Two young sisters who were pulled unconscious from an icy neighborhood pond in Montgomery County were pronounced dead early yesterday after rescuers failed to revive them, according to police.
The two girls, Michelle Luna, 11, and Rachel Luna, 9, were pulled from Valley Mill Pond about 11:30 p.m. Sunday by a team of divers from the county Fire and Rescue Department.
Both girls died early yesterday morning at Children's Hospital of complications from being submerged for an undetermined length of time in the freezing waters, authorities said. Autopsies are scheduled to be performed by the D.C. Medical Examiner's Office.
The girls' father, Fernando Luna, frantically began searching their neighborhood Sunday afternoon when his daughters failed to return from playing outside, according to neighbors. Valley Mill Pond is in the Snowden Mill neighborhood of Silver Spring, which is between New Hampshire Avenue and Route 29. Officials at the Maryland National Capital Park and Planning Commission, which owns the pond, said signs were posted last month warning residents to stay off, but apparently those signs were no longer up when the drownings occurred.
It was not clear yesterday what enticed the girls to go to the pond or what they did when they got there.
Yesterday, the Luna parents grieved for their only children, according to a relative. Playmates and other friends talked quietly about the "very smart girls" and their reluctance to hang out at "Girl Scouts' Pond," the nickname used in the neighborhood.
"Michelle was an A student," said one boy, sitting on his bicycle among a group of about five friends outside the Luna family's house on Serpentine Way. The boy said Michelle, a sixth-grader, "was very quiet."
James Manis, 14, said Michelle "was never the type of person to go near that pond. She had been told repeatedly by her parents not to go there."
For most neighborhood children, the quarter-acre pond is a popular gathering place.
"I ice-skated on the pond last year," said 14-year-old Mike Weisbord. "The ice gets very thick." Other children said they had played ice hockey on the pond and ridden bikes across it.
According to Montgomery County police, Fernando Luna last saw his daughters about 1 p.m., when they left their brick house to play outside and visit a friend.
The Lunas were unavailable for comment yesterday, but a woman who identified herself as a relative said, "The kids had permission to go out and play."
She said the father became worried about 2 p.m. when he could not find the girls.
Weisbord said he saw Fernando Luna looking through clumps of pine trees late Sunday afternoon. "He was on the verge of tears," Weisbord said.
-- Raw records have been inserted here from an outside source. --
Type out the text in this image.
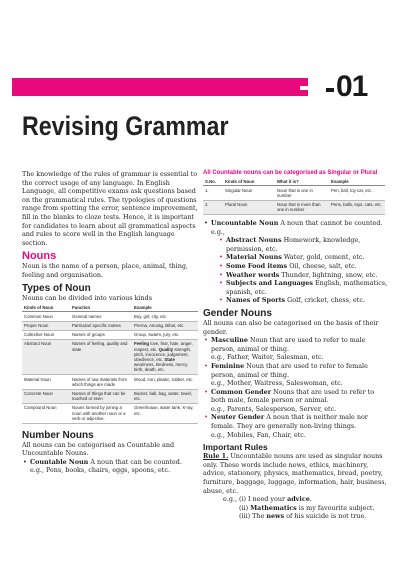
01
Revising Grammar

The knowledge of the rules of grammar is essential to the correct usage of any language. In English Language, all competitive exams ask questions based on the grammatical rules. The typologies of questions range from spotting the error, sentence improvement, fill in the blanks to cloze tests. Hence, it is important for candidates to learn about all grammatical aspects and rules to score well in the English language section.

Nouns

Noun is the name of a person, place, animal, thing, feeling and organisation.

Types of Noun

Nouns can be divided into various kinds

Kinds of Noun	Function	Example
Common Noun	General names	Boy, girl, city, etc
Proper Noun	Particular/ specific names	Prerna, Anurag, Bihar, etc.
Collective Noun	Names of groups	Group, swarm, jury, etc.
Abstract Noun	Names of feeling, quality and state	Feeling love, fear, hate, anger, respect, etc. Quality strength, pitch, innocence, judgement, obedience, etc. State weariness, tiredness, mercy, birth, death, etc.
Material Noun	Names of raw materials from which things are made	Wood, iron, plastic, rubber, etc.
Concrete Noun	Names of things that can be touched or seen	Bucket, ball, bag, water, towel, etc.
Compound Noun	Nouns formed by joining a noun with another noun or a verb or adjective.	Greenhouse, water tank, X-ray, etc.
Number Nouns

All nouns can be categorised as Countable and Uncountable Nouns.

• Countable Noun A noun that can be counted.
e.g., Pens, books, chairs, eggs, spoons, etc.
All Countable nouns can be categorised as Singular or Plural
S.No.	Kinds of Noun	What it is?	Example
1.	Singular Noun	Noun that is one in number	Pen, ball, toy cat, etc.
2.	Plural Noun	Noun that is more than one in number	Pens, balls, toys, cats, etc.
• Uncountable Noun A noun that cannot be counted.
e.g.,
• Abstract Nouns Homework, knowledge, permission, etc.
• Material Nouns Water, gold, cement, etc.
• Some Food items Oil, cheese, salt, etc.
• Weather words Thunder, lightning, snow, etc.
• Subjects and Languages English, mathematics, spanish, etc.
• Names of Sports Golf, cricket, chess, etc.
Gender Nouns

All nouns can also be categorised on the basis of their gender.

• Masculine Noun that are used to refer to male person, animal or thing.
e.g., Father, Waiter, Salesman, etc.
• Feminine Noun that are used to refer to female person, animal or thing.
e.g., Mother, Waitress, Saleswoman, etc.
• Common Gender Nouns that are used to refer to both male, female person or animal.
e.g., Parents, Salesperson, Server, etc.
• Neuter Gender A noun that is neither male nor female. They are generally non-living things.
e.g., Mobiles, Fan, Chair, etc.
Important Rules

Rule 1. Uncountable nouns are used as singular nouns only. These words include news, ethics, machinery, advice, stationery, physics, mathematics, bread, poetry, furniture, baggage, luggage, information, hair, business, abuse, etc.

e.g., (i) I need your advice.

(ii) Mathematics is my favourite subject.

(iii) The news of his suicide is not true.
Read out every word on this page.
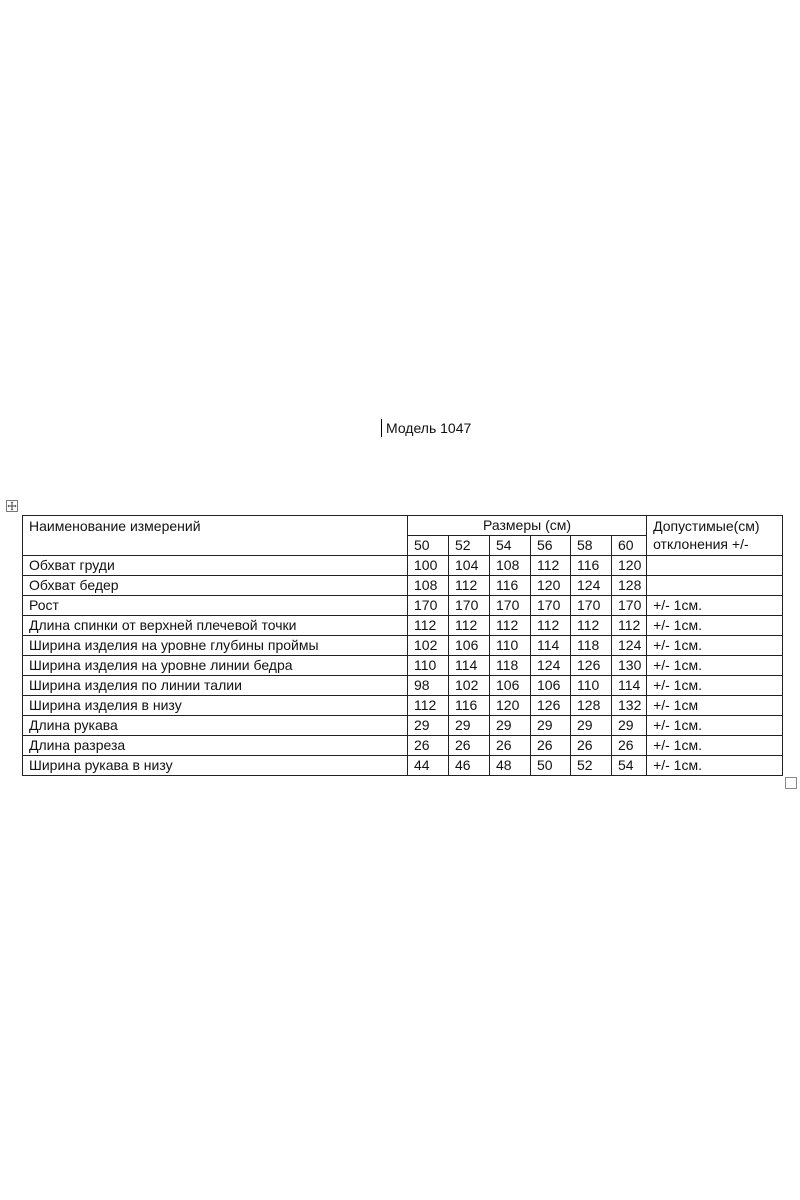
Модель 1047
Наименование измерений	Размеры (см)						Допустимые(см)
отклонения +/-

	50	52	54	56	58	60	
Обхват груди	100	104	108	112	116	120	
Обхват бедер	108	112	116	120	124	128	
Рост	170	170	170	170	170	170	+/- 1см.
Длина спинки от верхней плечевой точки	112	112	112	112	112	112	+/- 1см.
Ширина изделия на уровне глубины проймы	102	106	110	114	118	124	+/- 1см.
Ширина изделия на уровне линии бедра	110	114	118	124	126	130	+/- 1см.
Ширина изделия по линии талии	98	102	106	106	110	114	+/- 1см.
Ширина изделия в низу	112	116	120	126	128	132	+/- 1см
Длина рукава	29	29	29	29	29	29	+/- 1см.
Длина разреза	26	26	26	26	26	26	+/- 1см.
Ширина рукава в низу	44	46	48	50	52	54	+/- 1см.
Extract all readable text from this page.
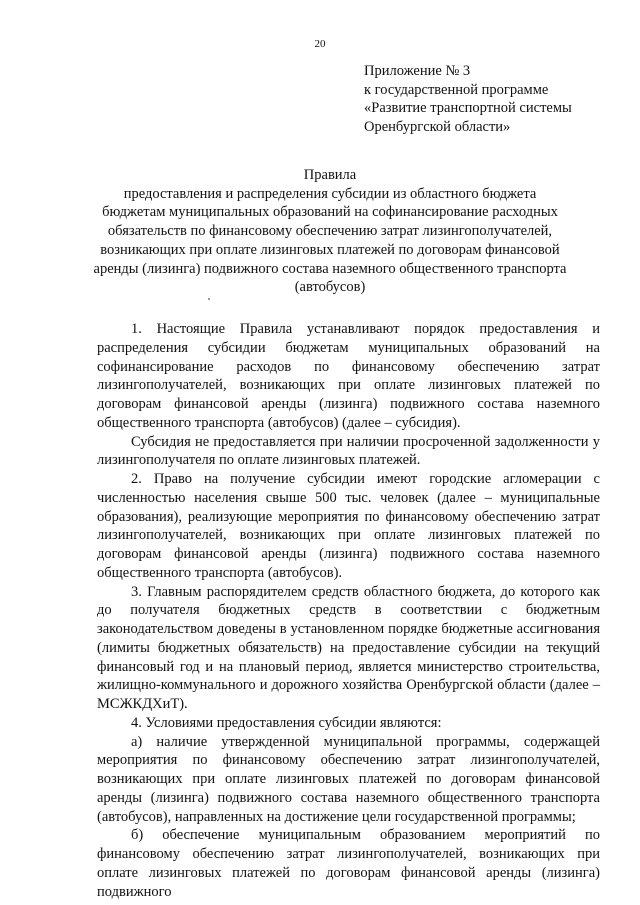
20
Приложение № 3
к государственной программе
«Развитие транспортной системы
Оренбургской области»
Правила
предоставления и распределения субсидии из областного бюджета
бюджетам муниципальных образований на софинансирование расходных
обязательств по финансовому обеспечению затрат лизингополучателей,
возникающих при оплате лизинговых платежей по договорам финансовой
аренды (лизинга) подвижного состава наземного общественного транспорта
(автобусов)

1. Настоящие Правила устанавливают порядок предоставления и распределения субсидии бюджетам муниципальных образований на софинансирование расходов по финансовому обеспечению затрат лизингополучателей, возникающих при оплате лизинговых платежей по договорам финансовой аренды (лизинга) подвижного состава наземного общественного транспорта (автобусов) (далее – субсидия).

Субсидия не предоставляется при наличии просроченной задолженности у лизингополучателя по оплате лизинговых платежей.

2. Право на получение субсидии имеют городские агломерации с численностью населения свыше 500 тыс. человек (далее – муниципальные образования), реализующие мероприятия по финансовому обеспечению затрат лизингополучателей, возникающих при оплате лизинговых платежей по договорам финансовой аренды (лизинга) подвижного состава наземного общественного транспорта (автобусов).

3. Главным распорядителем средств областного бюджета, до которого как до получателя бюджетных средств в соответствии с бюджетным законодательством доведены в установленном порядке бюджетные ассигнования (лимиты бюджетных обязательств) на предоставление субсидии на текущий финансовый год и на плановый период, является министерство строительства, жилищно-коммунального и дорожного хозяйства Оренбургской области (далее – МСЖКДХиТ).

4. Условиями предоставления субсидии являются:

а) наличие утвержденной муниципальной программы, содержащей мероприятия по финансовому обеспечению затрат лизингополучателей, возникающих при оплате лизинговых платежей по договорам финансовой аренды (лизинга) подвижного состава наземного общественного транспорта (автобусов), направленных на достижение цели государственной программы;

б) обеспечение муниципальным образованием мероприятий по финансовому обеспечению затрат лизингополучателей, возникающих при оплате лизинговых платежей по договорам финансовой аренды (лизинга) подвижного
The father apparently searched the neighborhood alone until about 8:30 p.m., when the girls' mother, Mercedes Luna, called police, said Sgt. Harry Geehreng.
County police, joined by Park Police and a Maryland State Police helicopter crew, scoured the area for the girls. At 11:10 p.m., a team of six divers was called to the scene after police found footprints leading to a large hole in the ice-covered pond, officials said.
Within 10 minutes, divers pulled one girl from six feet of water, a fire official said. The second girl was removed five minutes later from the same area, the official said.
Fire officials tried to resuscitate them, an official said. Michelle was pronounced dead at 1:57 a.m. Her sister, a second-grader at Page William Tyler Elementary School, died at 3:57 a.m., authorities said.
Yesterday, several neighborhood children and adults complained that no warning signs were evident at the pond.
But park officials said the pond is off-limits for ice skating and other winter activities. Michelle Rosenfeld, staff attorney for the park commission, said an inspection in December found three warning signs posted around the pond. Yesterday however, Rosenfeld said, park workers could find no signs in the area.
Rosenfeld said park officials planned to install new signs this week. She said park authorities seldom encounter unauthorized ice skating on park-owned ponds. But one park official said the agency receives "quite a few calls" each winter about illegal ice skating on a pond in the Kemp Mill neighborhood.
Rosenfeld said the park commission, as a government agency, is exempt from a county law that requires private property owners to fence in ponds or swimming pools. Rosenfeld said she does not believe the park commission can be held liable for the drownings.